Following is problem:

Assume that $\{f_n\}$ is a sequence of monotonically increasing functions on $\mathbb{R}^1$ with $0\leq f_n(x) \leq 1$ for all $x$ and all $n$

$(a)$ Prove that there is a function $f$ and a sequence $\{n_k\}$ such that $$f(x)=\lim_{k\rightarrow \infty}f_{n_k}(x)$$ for every $x\in\mathbb{R}^1$.

$(b)$ If moreover, $f$ is continuous, and $f(x)\rightarrow 1$ as $x\rightarrow \infty$ and $f(x)\rightarrow 0$ as $x\rightarrow -\infty$ , prove that $f_{n_k}\rightarrow f$ uniformly on $\mathbb{R}^1$.

I understand the proof of the existence of pointwise convergent subsequence $f_{n_k}(x)$ which $(a)$ implying.

Accepting (a) as theorem, can anyone prove $(b)$?

The above solution of baby Rudin make me more confuse.

Answer 1

We first need a lemma: If $f_n$ is a sequence of monotone functions, and $f_n\to f$ pointwise with some continuous $f$, then $f_n\to f$ unifmorly on any bounded interval $[a,b]$.

The proof of it is below:

Sequence of monotone functions converging to a continuous limit, is the convergence uniform?

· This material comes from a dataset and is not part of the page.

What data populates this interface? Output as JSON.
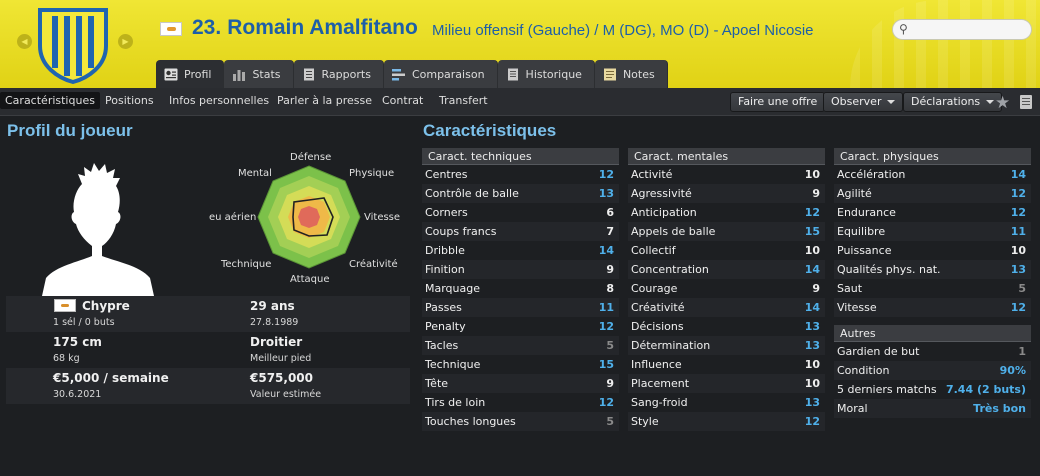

Then we prove the assertion (b):

Since $f$ is continuous, then for any $\epsilon>0$, there exists an interval $[a,b]$ such that $|f(x)-1|\leq \epsilon$ for all $x\geq b$ and $|f(x)|\leq \epsilon$ for all $x\leq a$. By the Lemma above, we choose a $N$ such that $|f_n(x)-f(x)|\leq \epsilon$ for all $n\geq N$. Then for any $x<a$, we have $0\leq f_n(x)\leq f_n(a)\leq \epsilon $ for any $n\geq N$. Hence, $|f_n(x)-f(x)|\leq 2\epsilon $ for any $n\geq N$. Similarly, we can prove $|f_n(x)-f(x)|\leq 2\epsilon $ for $x>b$ all $n\geq N$. Combining the results above, we get $|f_n(x)-f(x)|\leq 2\epsilon $ for $n\geq N$.